Research

Evolution guided atomistic design - a new paradigm for design of function

Our mission is to enable reliable and completely computational design of efficient, selective, and stable protein binders and enzymes. To achieve this goal, we are developing a unique strategy called evolution-guided atomistic design that uses information encoded in the evolutionary history of protein families to infer what structure and sequence features are likely to be tolerated in any given protein. We then use these rules to guide Rosetta atomistic design calculations in the search for new proteins with desired functions. To test our algorithms, we design new proteins that don't exist in nature and carry out wet-lab experiments either in-house or with our collaborators. Feedback from these experiments enables the development of more sophisticated design algorithms. We therefore combine cutting-edge computational methods development with high-throughput experimental screening and stringent biochemical and structural analysis of designed proteins.

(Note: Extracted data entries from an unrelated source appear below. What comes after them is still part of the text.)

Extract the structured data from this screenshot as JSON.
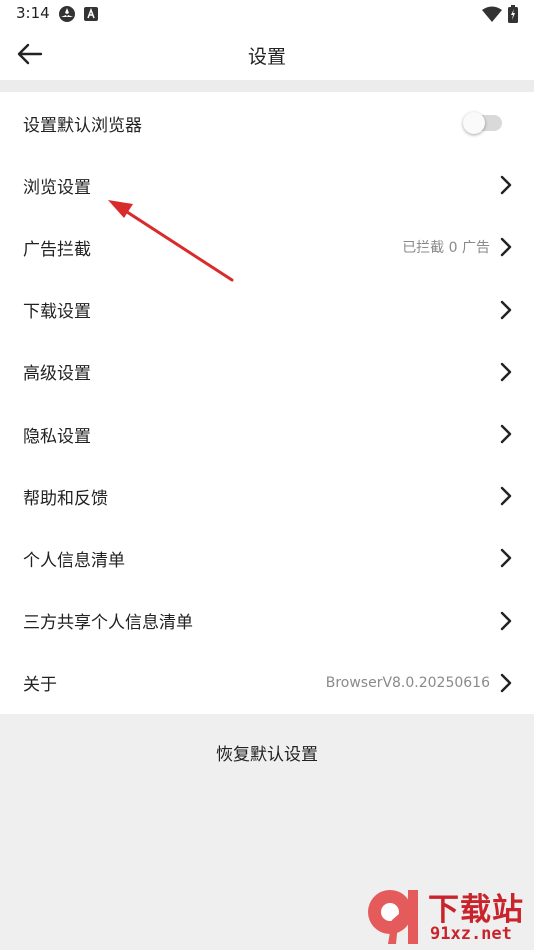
{
  "status_bar": {
    "time": "3:14"
  },
  "header": {
    "title": "设置"
  },
  "settings": {
    "items": [
      {
        "label": "设置默认浏览器",
        "control": "toggle",
        "toggle_on": false
      },
      {
        "label": "浏览设置",
        "control": "chevron"
      },
      {
        "label": "广告拦截",
        "value": "已拦截 0 广告",
        "control": "chevron"
      },
      {
        "label": "下载设置",
        "control": "chevron"
      },
      {
        "label": "高级设置",
        "control": "chevron"
      },
      {
        "label": "隐私设置",
        "control": "chevron"
      },
      {
        "label": "帮助和反馈",
        "control": "chevron"
      },
      {
        "label": "个人信息清单",
        "control": "chevron"
      },
      {
        "label": "三方共享个人信息清单",
        "control": "chevron"
      },
      {
        "label": "关于",
        "value": "BrowserV8.0.20250616",
        "control": "chevron"
      }
    ]
  },
  "footer": {
    "restore_label": "恢复默认设置"
  },
  "watermark": {
    "line1": "下载站",
    "line2": "91xz.net"
  },
  "colors": {
    "annotation": "#d92b2b",
    "watermark": "#c9242b",
    "background": "#efefef"
  }
}
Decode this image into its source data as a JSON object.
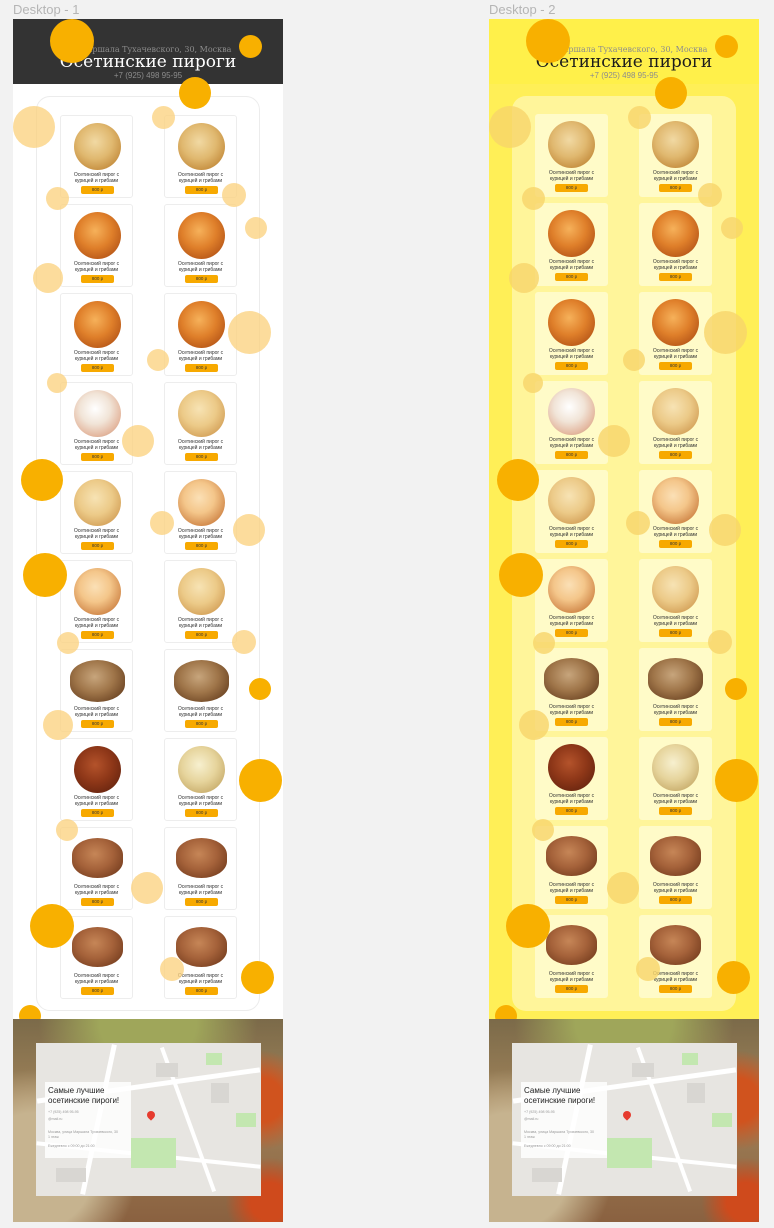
{
  "frames": [
    {
      "title": "Desktop - 1",
      "header": {
        "address": "ул. Маршала Тухачевского, 30, Москва",
        "title": "Осетинские пироги",
        "phone": "+7 (925) 498 95-95"
      }
    },
    {
      "title": "Desktop - 2",
      "header": {
        "address": "ул. Маршала Тухачевского, 30, Москва",
        "title": "Осетинские пироги",
        "phone": "+7 (925) 498 95-95"
      }
    }
  ],
  "products": [
    {
      "name": "Осетинский пирог с курицей и грибами",
      "price": "800 р",
      "image": "pie-golden"
    },
    {
      "name": "Осетинский пирог с курицей и грибами",
      "price": "800 р",
      "image": "pie-golden"
    },
    {
      "name": "Осетинский пирог с курицей и грибами",
      "price": "800 р",
      "image": "pie-browned"
    },
    {
      "name": "Осетинский пирог с курицей и грибами",
      "price": "800 р",
      "image": "pie-browned"
    },
    {
      "name": "Осетинский пирог с курицей и грибами",
      "price": "800 р",
      "image": "pie-browned"
    },
    {
      "name": "Осетинский пирог с курицей и грибами",
      "price": "800 р",
      "image": "pie-browned"
    },
    {
      "name": "Осетинский пирог с курицей и грибами",
      "price": "800 р",
      "image": "pie-cheese-herbs"
    },
    {
      "name": "Осетинский пирог с курицей и грибами",
      "price": "800 р",
      "image": "pie-light"
    },
    {
      "name": "Осетинский пирог с курицей и грибами",
      "price": "800 р",
      "image": "pie-light"
    },
    {
      "name": "Осетинский пирог с курицей и грибами",
      "price": "800 р",
      "image": "pie-lattice"
    },
    {
      "name": "Осетинский пирог с курицей и грибами",
      "price": "800 р",
      "image": "pie-lattice"
    },
    {
      "name": "Осетинский пирог с курицей и грибами",
      "price": "800 р",
      "image": "pie-light"
    },
    {
      "name": "Осетинский пирог с курицей и грибами",
      "price": "800 р",
      "image": "pie-dark-oval"
    },
    {
      "name": "Осетинский пирог с курицей и грибами",
      "price": "800 р",
      "image": "pie-dark-oval"
    },
    {
      "name": "Осетинский пирог с курицей и грибами",
      "price": "800 р",
      "image": "pie-dark-red"
    },
    {
      "name": "Осетинский пирог с курицей и грибами",
      "price": "800 р",
      "image": "pie-pale"
    },
    {
      "name": "Осетинский пирог с курицей и грибами",
      "price": "800 р",
      "image": "pie-meat"
    },
    {
      "name": "Осетинский пирог с курицей и грибами",
      "price": "800 р",
      "image": "pie-meat"
    },
    {
      "name": "Осетинский пирог с курицей и грибами",
      "price": "800 р",
      "image": "pie-meat"
    },
    {
      "name": "Осетинский пирог с курицей и грибами",
      "price": "800 р",
      "image": "pie-meat"
    }
  ],
  "footer": {
    "title": "Самые лучшие осетинские пироги!",
    "phone": "+7 (925) 498 95-95",
    "email": "@mail.ru",
    "address": "Москва, улица Маршала Тухачевского, 30\n1 этаж",
    "hours": "Ежедневно с 09:00 до 21:00"
  },
  "colors": {
    "accent": "#f7a900",
    "header_dark": "#333333",
    "yellow_bg": "#ffef57"
  }
}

Applied protein optimisation

Natural and laboratory selection can optimise protein activities. But evolution is an iterative process in which every change in a protein (mutation) must result in a variant that is at least as functional as its predecessor or it would be purged by the powerful forces of selection, and lab evolution experiments may take years of tedious trial and error. We developed a suite of computational design algorithms to address the major problems of protein optimisation, including improving stability and protein expressibility, binding affinity and catalytic efficiency, and specificity. Our methods have had a central role in optimising very challenging enzymes and binding proteins for therapeutics, vaccines, and green chemistry applications. 

Designing new protein structures

Control over protein activity demands control over the protein backbone structure, but the backbone has numerous degrees of freedom and design of new backbones in protein active sites has been a notoriously difficult problem. By combining information from naturally occurring structures and sequences with atomistic design calculations, we developed a new approach for backbone design in active sites. Initially, we implemented this strategy to design new antibodies, and therefore called the method AbDesign. Encouraged by the method's success in designing atomically accurate new antibodies with over 50 mutations from any naturally occurring antibody, we next applied this method to the design of high-efficiency new enzymes and a large network of interacting pairs of proteins that exhibited ultrahigh specificity binding. Thus, evolution-guided atomistic design provides exquisite control over protein structure, stability, and activity.

Combinatorial assembly and design: a new paradigm for designing vast functional diversity

The holy grail of protein design methodology is to enable the complete computational design of any arbitrarily chosen biomolecular activity. To enable such template-free design of function, we still need to learn a lot more about how function is encoded in proteins. We are therefore developing methods to design, not a handful of binders or enzymes as in all current protein design methods, but vast repertoires comprising millions of substantially different variants. We use high-throughput screening methods to isolate the functional designs and deep sequencing analysis to fully characterise these designs. Next, advanced machine-learning methods are trained to find molecular features that discriminate the best designs from the rest, and these features are then used to improve the design algorithms, leading to a continuous, unbiased and systematic approach to learn the rules for designing new biomolecular activities. We are applying this strategy to the design of new hydrolytic enzymes, single-domain camelid antibodies, fluorescent proteins, and therapeutic antibodies. Already, our methods have been able to design thousands of diverse and active enzymes and fluorescent proteins. These methods will enable rapid and effective discovery and optimisation of biomolecular activities in protein engineering, synthetic biology, and biotherapeutic design.